Esas paredes son para mí como un Aleph, un punto del espacio donde están todos los puntos, hecho de sótano, ayes, tabiques delgados, urgencia, hambre, ruina inminente, nunca vi más que fragmentos por debajo de los trapos que me cegaban. A las pocas horas estaba atado en cruz sobre un elástico de cama, y dos o tres recaderos se aplicaban sobre mi cuerpo con la picana, la llamaban pasionalmente Martita Corrientes. Así transcurrió un lapso impreciso. De un momento para otro, noté que alguien estaba parado a la altura de la cabecera. Con un tono recargado en polvo cósmico, como desde el corazón beatífico mismo de una tormenta sideral, dijo: “Va a costar. El tipo está loco”. Me sentí desenmascarado, como un viejo al que obligan a desnudarse y debe mostrar su cinturón de herniado. Muchos años después supe que ese desconocido tenía razón. En cierto modo, no hay otra manera de salir vivo de allí (lo cual es distinto de conservar la vida) que volviéndose previamente loco. He soñado muchas veces con el que pronunció aquella frase. Mientras duermo tiene el rostro de Rutger Hauer en Blade Runner, cuando dice “...he visto cosas que ustedes no creerían.
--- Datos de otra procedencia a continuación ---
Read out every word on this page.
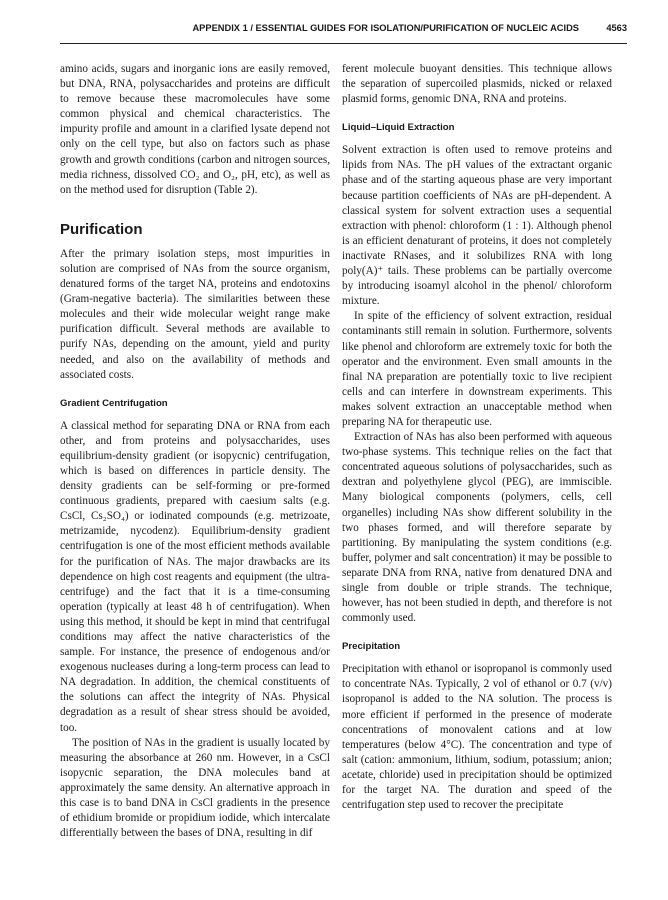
APPENDIX 1 / ESSENTIAL GUIDES FOR ISOLATION/PURIFICATION OF NUCLEIC ACIDS	4563

amino acids, sugars and inorganic ions are easily removed, but DNA, RNA, polysaccharides and proteins are difficult to remove because these macromolecules have some common physical and chemical characteristics. The impurity profile and amount in a clarified lysate depend not only on the cell type, but also on factors such as phase growth and growth conditions (carbon and nitrogen sources, media richness, dissolved CO₂ and O₂, pH, etc), as well as on the method used for disruption (Table 2).

Purification

After the primary isolation steps, most impurities in solution are comprised of NAs from the source organism, denatured forms of the target NA, proteins and endotoxins (Gram-negative bacteria). The similarities between these molecules and their wide molecular weight range make purification difficult. Several methods are available to purify NAs, depending on the amount, yield and purity needed, and also on the availability of methods and associated costs.

Gradient Centrifugation

A classical method for separating DNA or RNA from each other, and from proteins and polysaccharides, uses equilibrium-density gradient (or isopycnic) centrifugation, which is based on differences in particle density. The density gradients can be self-forming or pre-formed continuous gradients, prepared with caesium salts (e.g. CsCl, Cs₂SO₄) or iodinated compounds (e.g. metrizoate, metrizamide, nycodenz). Equilibrium-density gradient centrifugation is one of the most efficient methods available for the purification of NAs. The major drawbacks are its dependence on high cost reagents and equipment (the ultracentrifuge) and the fact that it is a time-consuming operation (typically at least 48 h of centrifugation). When using this method, it should be kept in mind that centrifugal conditions may affect the native characteristics of the sample. For instance, the presence of endogenous and/or exogenous nucleases during a long-term process can lead to NA degradation. In addition, the chemical constituents of the solutions can affect the integrity of NAs. Physical degradation as a result of shear stress should be avoided, too.

The position of NAs in the gradient is usually located by measuring the absorbance at 260 nm. However, in a CsCl isopycnic separation, the DNA molecules band at approximately the same density. An alternative approach in this case is to band DNA in CsCl gradients in the presence of ethidium bromide or propidium iodide, which intercalate differentially between the bases of DNA, resulting in dif

ferent molecule buoyant densities. This technique allows the separation of supercoiled plasmids, nicked or relaxed plasmid forms, genomic DNA, RNA and proteins.

Liquid–Liquid Extraction

Solvent extraction is often used to remove proteins and lipids from NAs. The pH values of the extractant organic phase and of the starting aqueous phase are very important because partition coefficients of NAs are pH-dependent. A classical system for solvent extraction uses a sequential extraction with phenol: chloroform (1 : 1). Although phenol is an efficient denaturant of proteins, it does not completely inactivate RNases, and it solubilizes RNA with long poly(A)⁺ tails. These problems can be partially overcome by introducing isoamyl alcohol in the phenol/ chloroform mixture.

In spite of the efficiency of solvent extraction, residual contaminants still remain in solution. Furthermore, solvents like phenol and chloroform are extremely toxic for both the operator and the environment. Even small amounts in the final NA preparation are potentially toxic to live recipient cells and can interfere in downstream experiments. This makes solvent extraction an unacceptable method when preparing NA for therapeutic use.

Extraction of NAs has also been performed with aqueous two-phase systems. This technique relies on the fact that concentrated aqueous solutions of polysaccharides, such as dextran and polyethylene glycol (PEG), are immiscible. Many biological components (polymers, cells, cell organelles) including NAs show different solubility in the two phases formed, and will therefore separate by partitioning. By manipulating the system conditions (e.g. buffer, polymer and salt concentration) it may be possible to separate DNA from RNA, native from denatured DNA and single from double or triple strands. The technique, however, has not been studied in depth, and therefore is not commonly used.

Precipitation

Precipitation with ethanol or isopropanol is commonly used to concentrate NAs. Typically, 2 vol of ethanol or 0.7 (v/v) isopropanol is added to the NA solution. The process is more efficient if performed in the presence of moderate concentrations of monovalent cations and at low temperatures (below 4°C). The concentration and type of salt (cation: ammonium, lithium, sodium, potassium; anion; acetate, chloride) used in precipitation should be optimized for the target NA. The duration and speed of the centrifugation step used to recover the precipitate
Naves de ataque ardiendo sobre el hombre de Orión. Rayos C brillando en la oscuridad cerca de Tannhauser. Todos esos momentos se perderán en el tiempo como lágrimas en la lluvia”.
Una noche me hicieron salir al exterior, y arrodillar sobre la tierra. Morir en invierno y de noche, no habría una próxima vez. Me pareció que delante mío había un pozo, y que dentro hervían cal. Acercaron el cañón de una pistola a mi oreja y dispararon. Yo caí casi de costado, en posición fetal pienso ahora. Mis manos tocaron el pasto y notaron la humedad del rocío. Un muerto no se da cuenta de que tiene húmedas las palmas, recuerdo que pensé. Varios rieron, al parecer se trataba de una broma. Habían puesto la pistola a la par de la cabeza, y gatillado.
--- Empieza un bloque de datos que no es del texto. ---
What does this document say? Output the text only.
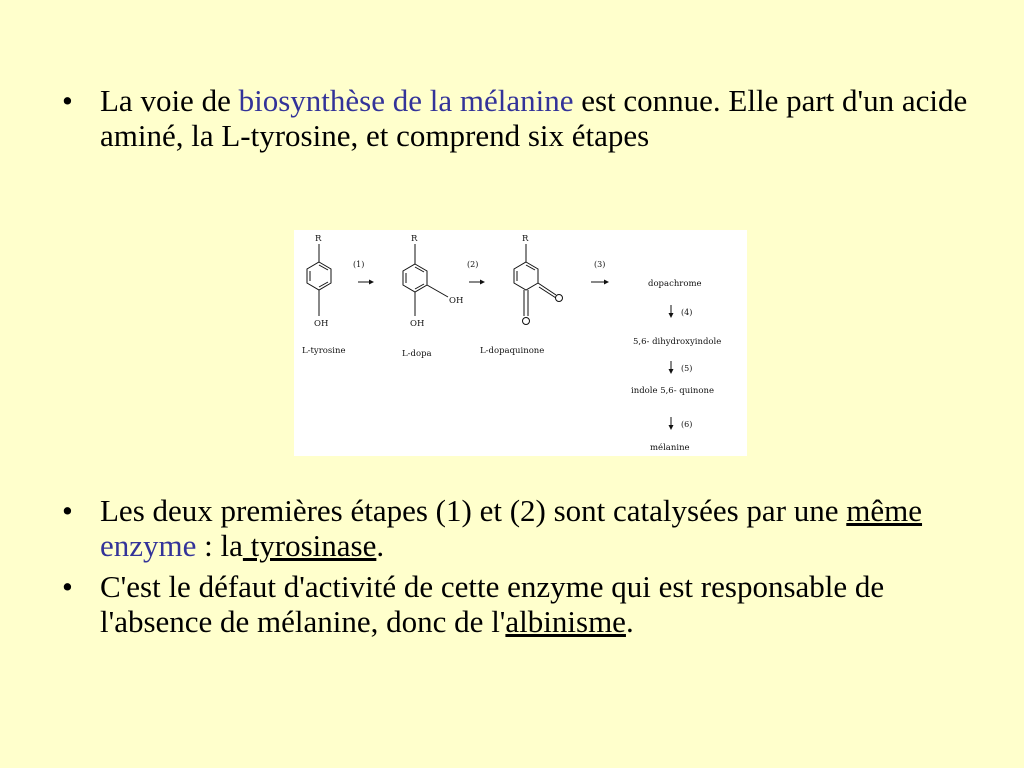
• La voie de biosynthèse de la mélanine est connue. Elle part d'un acide aminé, la L-tyrosine, et comprend six étapes
R	R	R
OH	OH
OH
L-tyrosine	L-dopa	L-dopaquinone
(1)	(2)	(3)
(4)
(5)
(6)
dopachrome
5,6- dihydroxyindole
indole 5,6- quinone
mélanine
• Les deux premières étapes (1) et (2) sont catalysées par une même enzyme : la tyrosinase.
• C'est le défaut d'activité de cette enzyme qui est responsable de l'absence de mélanine, donc de l'albinisme.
Otra noche hubo rumor de precipitación, corrimiento de muebles. “Ya llegó”, fue anunciado. Bajaron al sótano donde yo estaba, me sentaron en una silla, me quitaron el candado y la larga cadena que me inmovilizaba a la baranda de la escalera, y alguien apareció. Se sentó frente a mí, y en otra silla apoyó la gorra. Por debajo de la capucha pude verla, el alarde de los entorchados me hizo pensar que se trataba de un jefe. “¿Por qué su familia donó la biblioteca de su abuelo al Colegio de Abogados, eh?” preguntó. “¿Para que los letrados marxistas estudien cómo sacar a los subversivos de la cárcel?” Yo le contesté, con toda naturalidad, que ni la Biblioteca Nacional, ni la de la Facultad de Derecho, ni la de la Cámara Federal habían aceptado la donación, por falta de espacio. Los hombres muy raramente somos razonables cuando está por medio nuestra muerte. Algunos años después me pareció reconocer esa voz, hecha para la radio de galena (astigmática, pedregosa, astillada, ebria), hablándole al país: fue en abril de 1982, durante Malvinas.